For the businesses it does hit, the rate increase is real. But the harder cost to absorb is the instability underneath it. US trade policy has shifted the rules on the same partners multiple times in the past 18 months. Tariff rates that keep moving make it harder to quote, harder to forecast, and harder to commit to anything with a lead time longer than a quarter.
The timing is pointed. ABS national accounts released this week showed net trade already dragging GDP by 0.8 percentage points in the March quarter. Exports fell 1.1%. A new cost layer on US-bound goods lands on an already weak trade position.

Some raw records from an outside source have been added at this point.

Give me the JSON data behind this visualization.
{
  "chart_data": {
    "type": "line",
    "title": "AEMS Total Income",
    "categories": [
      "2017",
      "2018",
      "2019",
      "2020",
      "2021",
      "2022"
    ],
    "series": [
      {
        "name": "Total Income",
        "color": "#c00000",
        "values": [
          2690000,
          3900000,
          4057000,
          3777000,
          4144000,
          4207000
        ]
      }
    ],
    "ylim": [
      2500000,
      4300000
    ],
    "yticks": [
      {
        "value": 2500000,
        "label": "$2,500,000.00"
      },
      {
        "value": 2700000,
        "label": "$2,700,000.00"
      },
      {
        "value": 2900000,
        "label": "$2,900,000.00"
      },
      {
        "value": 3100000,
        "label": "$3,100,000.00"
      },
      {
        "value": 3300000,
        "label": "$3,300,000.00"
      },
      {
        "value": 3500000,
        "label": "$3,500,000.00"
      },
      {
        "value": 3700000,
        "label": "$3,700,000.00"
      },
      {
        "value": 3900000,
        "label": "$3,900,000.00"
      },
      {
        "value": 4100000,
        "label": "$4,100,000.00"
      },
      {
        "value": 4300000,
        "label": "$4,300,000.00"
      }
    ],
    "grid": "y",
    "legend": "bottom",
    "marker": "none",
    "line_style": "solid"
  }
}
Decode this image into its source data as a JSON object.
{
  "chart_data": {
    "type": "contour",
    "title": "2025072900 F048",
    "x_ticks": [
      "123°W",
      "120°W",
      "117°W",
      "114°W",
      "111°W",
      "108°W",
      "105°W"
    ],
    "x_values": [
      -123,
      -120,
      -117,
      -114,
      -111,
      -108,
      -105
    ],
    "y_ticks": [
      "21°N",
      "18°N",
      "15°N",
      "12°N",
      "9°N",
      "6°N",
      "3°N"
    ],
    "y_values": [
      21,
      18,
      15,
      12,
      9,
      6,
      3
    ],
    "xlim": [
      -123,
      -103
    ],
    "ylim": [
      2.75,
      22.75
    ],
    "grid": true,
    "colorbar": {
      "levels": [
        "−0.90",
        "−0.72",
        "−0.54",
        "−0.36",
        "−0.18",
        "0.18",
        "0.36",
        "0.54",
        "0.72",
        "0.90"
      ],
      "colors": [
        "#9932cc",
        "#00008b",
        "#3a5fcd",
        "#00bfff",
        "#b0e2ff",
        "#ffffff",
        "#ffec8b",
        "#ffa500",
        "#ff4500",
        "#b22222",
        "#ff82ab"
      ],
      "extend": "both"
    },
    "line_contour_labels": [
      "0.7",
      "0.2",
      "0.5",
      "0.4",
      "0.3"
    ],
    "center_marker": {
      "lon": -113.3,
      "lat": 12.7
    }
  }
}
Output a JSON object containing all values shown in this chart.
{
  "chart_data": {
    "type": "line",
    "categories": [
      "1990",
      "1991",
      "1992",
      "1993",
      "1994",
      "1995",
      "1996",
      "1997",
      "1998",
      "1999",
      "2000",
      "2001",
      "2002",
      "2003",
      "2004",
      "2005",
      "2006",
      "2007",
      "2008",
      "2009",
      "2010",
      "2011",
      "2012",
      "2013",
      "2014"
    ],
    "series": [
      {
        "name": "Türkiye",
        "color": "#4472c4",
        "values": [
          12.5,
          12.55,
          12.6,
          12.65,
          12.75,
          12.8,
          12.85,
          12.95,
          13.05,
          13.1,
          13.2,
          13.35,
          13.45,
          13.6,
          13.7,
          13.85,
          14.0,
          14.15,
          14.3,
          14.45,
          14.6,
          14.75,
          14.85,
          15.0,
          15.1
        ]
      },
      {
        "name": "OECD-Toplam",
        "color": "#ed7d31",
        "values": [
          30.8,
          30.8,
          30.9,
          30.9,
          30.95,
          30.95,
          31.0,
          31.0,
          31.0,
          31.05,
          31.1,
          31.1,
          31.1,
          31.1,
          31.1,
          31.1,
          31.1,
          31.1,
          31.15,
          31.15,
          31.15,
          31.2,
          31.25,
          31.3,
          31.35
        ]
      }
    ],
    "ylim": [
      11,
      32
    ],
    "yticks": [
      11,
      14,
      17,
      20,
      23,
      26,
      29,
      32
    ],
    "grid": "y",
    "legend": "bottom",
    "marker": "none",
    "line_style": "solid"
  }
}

For businesses that import US components, the exposure works in reverse. The same tariff instability that hits exporters also makes it difficult for suppliers to lock in pricing on anything sourced from or through the US.
If you sell into the US or quote US clients on long-lead projects, review your pricing terms before the 7 July hearing. A 2.5% increase is manageable. A second increase three months later is not, unless your contracts account for it. Consider adding a variable cost clause that covers trade policy changes, the same way construction contracts handle materials escalation.
If your supply chain includes US-sourced components, even indirectly through Australian suppliers, ask whether they expect price movement. Suppliers who absorb tariff costs quietly tend to pass them on eventually, usually at the worst possible time.
If the US is your only export market, this is the practical reminder to diversify. The concentration risk is not the tariff itself. It's that one policy decision in one country can reprice your margins overnight.
This article is general information only and is not financial advice.